Ensembles of bidirectional LSTM and GRU neural nets for predicting mother-infant synchrony in videos

Daniel Stamate, Pradyumna Davuloori, Doina Logofatu, Evelyne Mercure, Caspar Addyman, Mark Tomlinson

Abstract:

  The importance of positive, healthy and reciprocal interactions between mother and infant cannot be understated as it leaves a lasting impact on the rest of the infant’s life. One way to identify a positive interaction between two people is the amount of nonverbal synchrony - or spontaneous coordination of bodily movements, present in the interaction. This work proposes a neural network and ensemble learning based approach to automatically labelling a mother-infant dyad interaction as high versus low by predicting the level of synchrony of the interaction.
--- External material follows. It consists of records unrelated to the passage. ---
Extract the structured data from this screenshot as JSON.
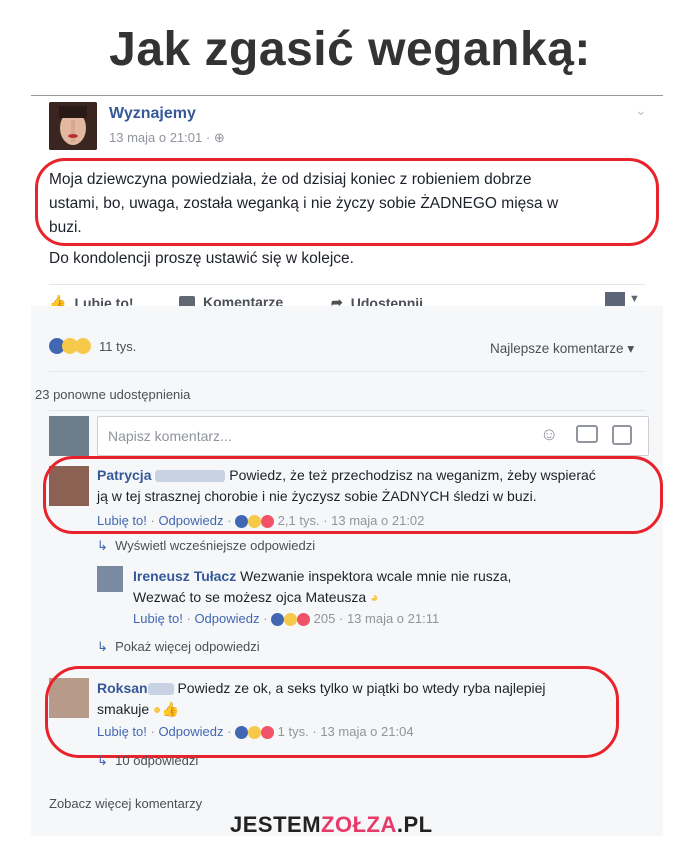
{
  "headline": "Jak zgasić weganką:",
  "post": {
    "page_name": "Wyznajemy",
    "date": "13 maja o 21:01",
    "text_lines": [
      "Moja dziewczyna powiedziała, że od dzisiaj koniec z robieniem dobrze",
      "ustami, bo, uwaga, została weganką i nie życzy sobie ŻADNEGO mięsa w",
      "buzi."
    ],
    "text2": "Do kondolencji proszę ustawić się w kolejce."
  },
  "actions": {
    "like": "Lubię to!",
    "comment": "Komentarze",
    "share": "Udostępnij"
  },
  "reactions_count": "11 tys.",
  "sort_label": "Najlepsze komentarze",
  "shares": "23 ponowne udostępnienia",
  "comment_placeholder": "Napisz komentarz...",
  "comments": [
    {
      "author": "Patrycja",
      "text_lines": [
        "Powiedz, że też przechodzisz na weganizm, żeby wspierać",
        "ją w tej strasznej chorobie i nie życzysz sobie ŻADNYCH śledzi w buzi."
      ],
      "like": "Lubię to!",
      "reply": "Odpowiedz",
      "count": "2,1 tys.",
      "date": "13 maja o 21:02"
    },
    {
      "author": "Roksan",
      "text_lines": [
        "Powiedz ze ok, a seks tylko w piątki bo wtedy ryba najlepiej",
        "smakuje"
      ],
      "like": "Lubię to!",
      "reply": "Odpowiedz",
      "count": "1 tys.",
      "date": "13 maja o 21:04"
    }
  ],
  "earlier_replies": "Wyświetl wcześniejsze odpowiedzi",
  "reply": {
    "author": "Ireneusz Tułacz",
    "text_lines": [
      "Wezwanie inspektora wcale mnie nie rusza,",
      "Wezwać to se możesz ojca Mateusza"
    ],
    "like": "Lubię to!",
    "reply": "Odpowiedz",
    "count": "205",
    "date": "13 maja o 21:11"
  },
  "more_replies": "Pokaż więcej odpowiedzi",
  "replies_count": "10 odpowiedzi",
  "see_more": "Zobacz więcej komentarzy",
  "watermark": {
    "a": "JESTEM",
    "b": "ZOŁZA",
    "c": ".PL"
  },
  "colors": {
    "fb_blue": "#365899",
    "marker_red": "#e8232b",
    "bg_comments": "#f6f7f9"
  }
}
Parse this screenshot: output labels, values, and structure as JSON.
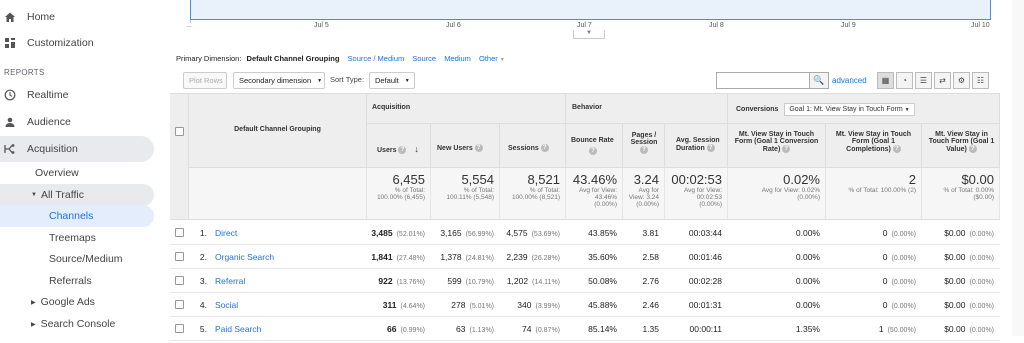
{
  "sidebar": {
    "home": "Home",
    "customization": "Customization",
    "reports": "REPORTS",
    "realtime": "Realtime",
    "audience": "Audience",
    "acquisition": "Acquisition",
    "overview": "Overview",
    "all_traffic": "All Traffic",
    "channels": "Channels",
    "treemaps": "Treemaps",
    "source_medium": "Source/Medium",
    "referrals": "Referrals",
    "google_ads": "Google Ads",
    "search_console": "Search Console"
  },
  "chart": {
    "x_ticks": [
      "Jul 5",
      "Jul 6",
      "Jul 7",
      "Jul 8",
      "Jul 9",
      "Jul 10"
    ]
  },
  "primary_dimension": {
    "label": "Primary Dimension:",
    "current": "Default Channel Grouping",
    "options": [
      "Source / Medium",
      "Source",
      "Medium",
      "Other"
    ]
  },
  "toolbar": {
    "plot_rows": "Plot Rows",
    "secondary_dimension": "Secondary dimension",
    "sort_type_label": "Sort Type:",
    "sort_type_value": "Default",
    "search_value": "",
    "advanced": "advanced"
  },
  "table": {
    "dimension_header": "Default Channel Grouping",
    "group_acquisition": "Acquisition",
    "group_behavior": "Behavior",
    "group_conversions": "Conversions",
    "goal_select": "Goal 1: Mt. View Stay in Touch Form",
    "columns": {
      "users": "Users",
      "new_users": "New Users",
      "sessions": "Sessions",
      "bounce_rate": "Bounce Rate",
      "pages_session": "Pages / Session",
      "avg_duration": "Avg. Session Duration",
      "conv_rate": "Mt. View Stay in Touch Form (Goal 1 Conversion Rate)",
      "completions": "Mt. View Stay in Touch Form (Goal 1 Completions)",
      "value": "Mt. View Stay in Touch Form (Goal 1 Value)"
    },
    "totals": {
      "users": {
        "v": "6,455",
        "s1": "% of Total:",
        "s2": "100.00% (6,455)"
      },
      "new_users": {
        "v": "5,554",
        "s1": "% of Total:",
        "s2": "100.11% (5,548)"
      },
      "sessions": {
        "v": "8,521",
        "s1": "% of Total:",
        "s2": "100.00% (8,521)"
      },
      "bounce_rate": {
        "v": "43.46%",
        "s1": "Avg for View:",
        "s2": "43.46%",
        "s3": "(0.00%)"
      },
      "pages_session": {
        "v": "3.24",
        "s1": "Avg for",
        "s2": "View: 3.24",
        "s3": "(0.00%)"
      },
      "avg_duration": {
        "v": "00:02:53",
        "s1": "Avg for View:",
        "s2": "00:02:53",
        "s3": "(0.00%)"
      },
      "conv_rate": {
        "v": "0.02%",
        "s1": "Avg for View: 0.02%",
        "s2": "(0.00%)"
      },
      "completions": {
        "v": "2",
        "s1": "% of Total: 100.00% (2)"
      },
      "value": {
        "v": "$0.00",
        "s1": "% of Total: 0.00%",
        "s2": "($0.00)"
      }
    },
    "rows": [
      {
        "idx": "1.",
        "name": "Direct",
        "users": "3,485",
        "users_pct": "(52.01%)",
        "new_users": "3,165",
        "new_users_pct": "(56.99%)",
        "sessions": "4,575",
        "sessions_pct": "(53.69%)",
        "bounce": "43.85%",
        "pages": "3.81",
        "duration": "00:03:44",
        "conv": "0.00%",
        "comp": "0",
        "comp_pct": "(0.00%)",
        "value": "$0.00",
        "value_pct": "(0.00%)"
      },
      {
        "idx": "2.",
        "name": "Organic Search",
        "users": "1,841",
        "users_pct": "(27.48%)",
        "new_users": "1,378",
        "new_users_pct": "(24.81%)",
        "sessions": "2,239",
        "sessions_pct": "(26.28%)",
        "bounce": "35.60%",
        "pages": "2.58",
        "duration": "00:01:46",
        "conv": "0.00%",
        "comp": "0",
        "comp_pct": "(0.00%)",
        "value": "$0.00",
        "value_pct": "(0.00%)"
      },
      {
        "idx": "3.",
        "name": "Referral",
        "users": "922",
        "users_pct": "(13.76%)",
        "new_users": "599",
        "new_users_pct": "(10.79%)",
        "sessions": "1,202",
        "sessions_pct": "(14.11%)",
        "bounce": "50.08%",
        "pages": "2.76",
        "duration": "00:02:28",
        "conv": "0.00%",
        "comp": "0",
        "comp_pct": "(0.00%)",
        "value": "$0.00",
        "value_pct": "(0.00%)"
      },
      {
        "idx": "4.",
        "name": "Social",
        "users": "311",
        "users_pct": "(4.64%)",
        "new_users": "278",
        "new_users_pct": "(5.01%)",
        "sessions": "340",
        "sessions_pct": "(3.99%)",
        "bounce": "45.88%",
        "pages": "2.46",
        "duration": "00:01:31",
        "conv": "0.00%",
        "comp": "0",
        "comp_pct": "(0.00%)",
        "value": "$0.00",
        "value_pct": "(0.00%)"
      },
      {
        "idx": "5.",
        "name": "Paid Search",
        "users": "66",
        "users_pct": "(0.99%)",
        "new_users": "63",
        "new_users_pct": "(1.13%)",
        "sessions": "74",
        "sessions_pct": "(0.87%)",
        "bounce": "85.14%",
        "pages": "1.35",
        "duration": "00:00:11",
        "conv": "1.35%",
        "comp": "1",
        "comp_pct": "(50.00%)",
        "value": "$0.00",
        "value_pct": "(0.00%)"
      }
    ]
  }
}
Bidirectional Long Short-Term Memory (BiLSTM) and Bidirectional Gated Recurrent Unit (BiGRU) models were trained and evaluated on a dataset consisting of 25 key body position coordinates of mother and infant extracted with an AI specialised tool called OpenPose, from 58 different videos. Ensembles of 30 such bidirectional recurrent neural network base models were built and then post-processed via ROC analysis, to improve prediction stability and performance, both of which assessed in a Monte Carlo validation procedure of 30 iterations. The prediction performances on the unseen test samples for the ensembles of BiLSTM and ensembles of BiGRU models include a mean AUC of 0.781 and 0.796, a mean precision of 0.857 and 0.899, and a mean specificity of 0.817 and 0.872, respectively. In particular our models predict higher probability scores for the high synchrony class versus the low synchrony class in 80% of cases. Moreover the achieved high precision level indicates that 90% of mother-infant dyads predicted to be in the high synchrony class are predicted correctly, and the high specificity level indicates a detection rate of the mother-infant dyads with low synchrony in 87% of cases, suggesting these models’ high capability for automatically flagging cases that may be clinically relevant for further investigation and potential intervention.